Hi Arcsin,
I am noticing that you use 5 generations for each batch. Is it necessary for your case? I am usually using 1 generation/batch, so I choose not to declare this setting parameter. 5 generation each batch means 4-5 time more calculation time for each batch. I recommend increasing the number of particles and active batches instead if you want to reduce your keff uncertainty, no need to set the generations_per_batch parameter.
# settings.generations_per_batch = 5
Also, that’s a good start to use a triso lattice with shape of = (4, 4, 4), because if you use (1,1,1) shape, then I think the calculation time will be longer. have you tried to use other shape configurations? (6,6,6) or (12,12,6) maybe? It’s been a long time ago, but the last time I did a sensitivity calculation for this triso lattice shape parameter, it could reduce the calculation time up to some degree. Because if the shape is too big, then the time to prepare distributed cell instances will also increase. I think you will find the shape that has been optimized for your specific case.
Then, I think it is quite normal for an openmc model with random geometry to take a longer time just to create the summary file. Your input needs 18 minutes just to write the summary.h5 file in my old i7 laptop. I hope you are ready for the core level calculation because it might take some time to read the hundred MB of geometry.xml and generate the summary file later.

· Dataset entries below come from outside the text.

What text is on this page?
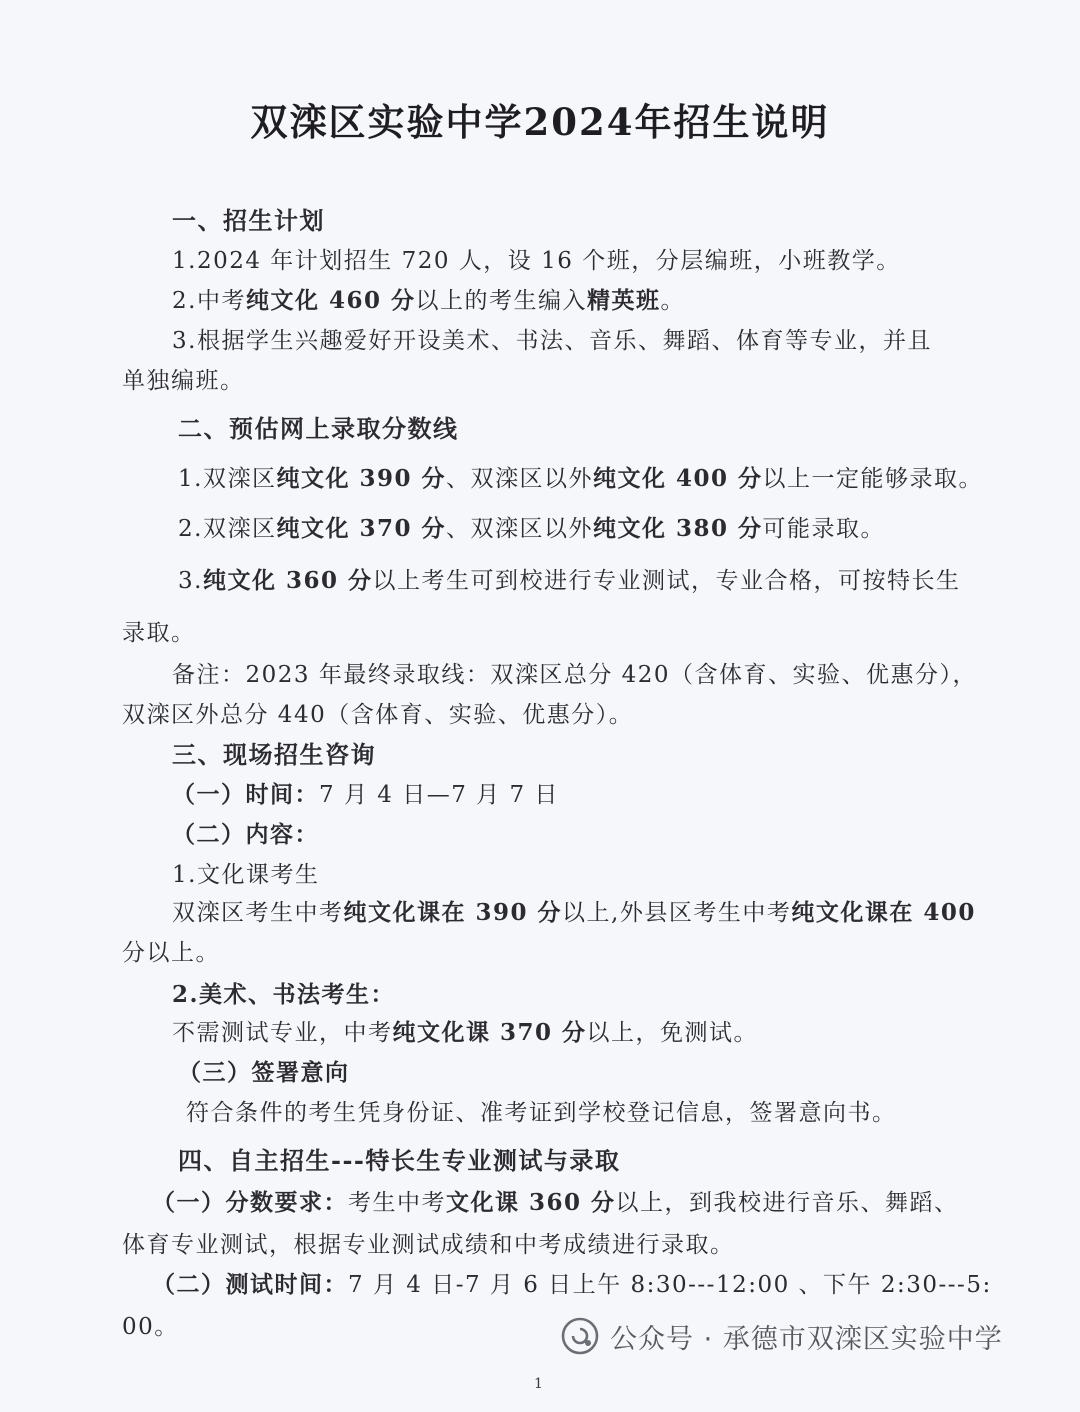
双滦区实验中学2024年招生说明
一、招生计划
1.2024 年计划招生 720 人，设 16 个班，分层编班，小班教学。
2.中考纯文化 460 分以上的考生编入精英班。
3.根据学生兴趣爱好开设美术、书法、音乐、舞蹈、体育等专业，并且
单独编班。
二、预估网上录取分数线
1.双滦区纯文化 390 分、双滦区以外纯文化 400 分以上一定能够录取。
2.双滦区纯文化 370 分、双滦区以外纯文化 380 分可能录取。
3.纯文化 360 分以上考生可到校进行专业测试，专业合格，可按特长生
录取。
备注：2023 年最终录取线：双滦区总分 420（含体育、实验、优惠分），
双滦区外总分 440（含体育、实验、优惠分）。
三、现场招生咨询
（一）时间：7 月 4 日—7 月 7 日
（二）内容：
1.文化课考生
双滦区考生中考纯文化课在 390 分以上,外县区考生中考纯文化课在 400
分以上。
2.美术、书法考生：
不需测试专业，中考纯文化课 370 分以上，免测试。
（三）签署意向
符合条件的考生凭身份证、准考证到学校登记信息，签署意向书。
四、自主招生---特长生专业测试与录取
（一）分数要求：考生中考文化课 360 分以上，到我校进行音乐、舞蹈、
体育专业测试，根据专业测试成绩和中考成绩进行录取。
（二）测试时间：7 月 4 日-7 月 6 日上午 8:30---12:00 、下午 2:30---5:
00。	公众号 · 承德市双滦区实验中学
1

I think you also noticed that, when generating a large random coordinate for TRISO, it need some time. i.e., for your 30% packing fraction in your 27.3*2 cm FCM/pin geometry, it needs around 3-4 to generate more than 170,000 coordinates using openmc.model.pack_spheres. So, I am recommending that you to save your coordinates and use them later to save time. Here I am commenting the script for generating the coordinate as dat file, and then using that file to save time for later simulation.
def filtered_coordinates(coordinates):
filtered_coordinates = [coord for coord in coordinates if not math.sqrt(coord[0]**2 + coord[1]**2) <= 0.5 + (triso_outer_radius)]
return filtered_coordinates
pack_region = -fuel_outer & -maxz & +minz
# # generate random triso position (centers)
# coordinates = openmc.model.pack_spheres(triso_outer_radius, pack_region, pf = 0.30, seed = 12345) # add seed for random generator
# print(f'#coordinates = {len(coordinates)}')
# #filter for middle coordinates to leave central coolant channel clear
# filt_coords = filtered_coordinates(coordinates)
#
# # export coordinates so we didnt need to regenerate the whole random sequence (approximately 3 min with i7)
# coordinates = np.array(coordinates)
# coordinates.dump(file='TRISOcoordinates.dat')
# filteredcoordinates = np.array(filt_coords)
# filteredcoordinates.dump(file='filteredTRISOcoordinates.dat')
# read saved filtered coordinates, 0.1 sec
filt_coords = np.load('filteredTRISOcoordinates.dat', allow_pickle=True)
print(f'#filtered coordinates = {len(filt_coords)}')
Last one, maybe, if you plan to use a smaller region to generate the random TRISO coordinate, i.e. just generating a random geometry inside a single fuel/FCM pellet, shorter height to reduce the number of random coordinates (lower than 170,000), then I think you can reduce the openmc preparation and calculation time because you can also use the 3D hex lattice to model your prismatic block.
I hope you can find the optimized model for your case scenario.